Ric Wheeler: Persistent memory devices and the storage/file system stack

August 2, 2013

Participants: Ric Wheeler, Daniel Phillips, Chris Mason, Dave Jones, Miklos Szeredi, Tony Luck, Ben Hutchings, Christoph Lameter.

People tagged: Matthew Wilcox, Jens Axboe, Jeff Moyer, Ingo Molnar, Zach Brown.

Ric Wheeler proposes a break-out session covering persistent memory and storage. Ric notes that with persistent RAM, you cannot expect a simple reboot to fully clean up state, which might be a bit of a surprise for some parts of the boot path. Ric also calls out devices that support atomic write and shingled disk drives.

Daniel Phillips asks what we are going to do with these devices in real kernel code, arguing that we should not leave this topic solely to the applications. Daniel also fears a proliferation of standards, and would like the kernel community to experiment with this new hardware so that we can drive these standards in a sane direction.

Chris Mason has been working on patches to support atomic I/O (presumably including the atomic writes that Ric called out), and is working on enabling kernel interfaces that will atomically create files pre-filled with data, or atomically execute multiple writes to multiple files.

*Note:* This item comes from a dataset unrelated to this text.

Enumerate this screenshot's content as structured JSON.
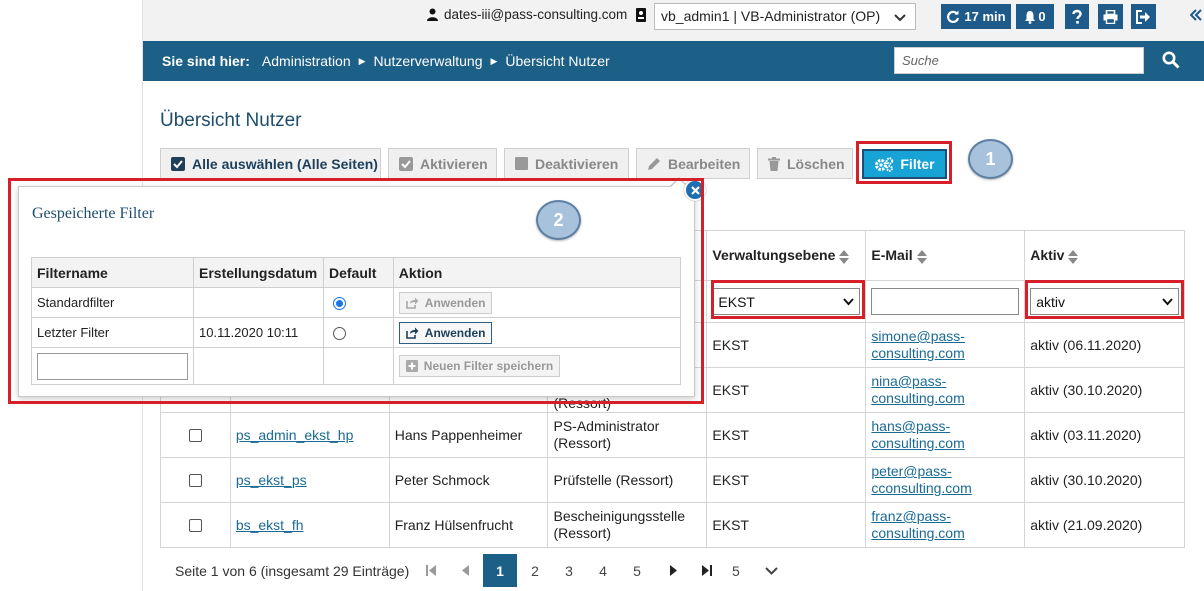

Dave Jones seemed excited by this prospect from a viewpoint of more bugs for Trinity to find, but also asked after Ingo Molnar's and Zach Brown's syslet work. Miklos Szeredi suggested use of the at*() variants fo syscalls, generalizing the “dirfs” argument to contain the transaction.

Matthew Wilcox argued that the advent of low-latency storage devices means that the storage stack must pay more attention to NUMA issues. Tony Luck expressed interest, but noted that there were some tradeoffs. Do you move to a CPU close to the device, giving up memory and cache locality (and taking a migration-induced hit to performance and latency) in favor of storage locality? How would the application decide whether or not the improved scheduler latency was worth the cost? Tony also noted that this decision depends on platform/generation-specific information, and is suspicious of rules of thumb such as “use this if you are going to access >32MB of data.” [ Ed.: Suppose you need several storage devices, each of which happens to be associated with different NUMA nodes? ] Matthew agreed that migrating from one socket to another mid-stream was usually unwise, but noted that some applications can determine where the storage is before building up local state, giving database queries and git compression/checksumming as examples. Longer term, Matthew would like to get the scheduler involved in this decision process. Mel Gorman expressed support for this longer-term plan, but sooner rather than later. Mel also wants to see hints back up to the application, and raised the issue of NUMA-awareness of accesses to mmap()ed paged. Christoph Lameter called out the potential performance benefits of binding acquisitions of a given lock to a given CPU, binding threads to storage devices, and storage controllers that write directly into CPU cache (thus saving the presumed destination CPU the overhead of a cache miss, as in Intel DDIO and PCIe TLP Processing Hints). Christoph also favors RDMA capabilities for storage, getting the kernel out of the storage data path in a manner similar to InfiniBand.

Some discussion of the merits and limitations ensued. Chris Mason liked the idea of binding processes close to specific devices, including NUMA-aware swap-device selection. Matthew Wilcox called out multipath I/O and RAID configurations as possible confounding factors. [ Ed.: Back in the day when SCSI disks over FibreChannel was considered “low latency” the dinosaurs then roaming the earth simply ensured that all NUMA nodes had a FibreChannel path to each device, which eliminated disk-device affinity from consideration. Alas, not practical for today's high-speed solid-state storage devices! FibreChannel can no longer be considered to be particularly low latency by comparison. ] Chris Mason suggested an API that takes a file descriptor and returns one node mask of CPUs for reads and another for writes, but notes that this would not necessarily be a small change. Christoph Lameter asked that processes be guaranteed to wake up on the socket that has the relevant device attached, similar to what can be done with the networking stack. Matthew expressed some dissatisfaction with Christoph's suggestions regarding RDMA and wakeup locality, which indicates that a face-to-face discussion between the two of them would be entertaining, whatever the potential for enlightenment might be. Ben Hutchings noted that networking chooses the place to put incoming packets based on where the corresponding user thread has been running.

Chris Mason listed the following three desired pieces for a solution to the problem of NUMA-aware storage:

Allow the application to ask the kernel which CPUs are close to a given resource, where “resources” include memory, networking, and storage.
Add NUMA-awareness to the kernel writeback infrastructure, so that writeback daemons and filesystem helper threads are local to the corresponding storage.
“The scheduler already has code to pull procs toward the CPUs waking them. Tuning this for NUMA, multiqueue and high IOPS isn't obvious at all.”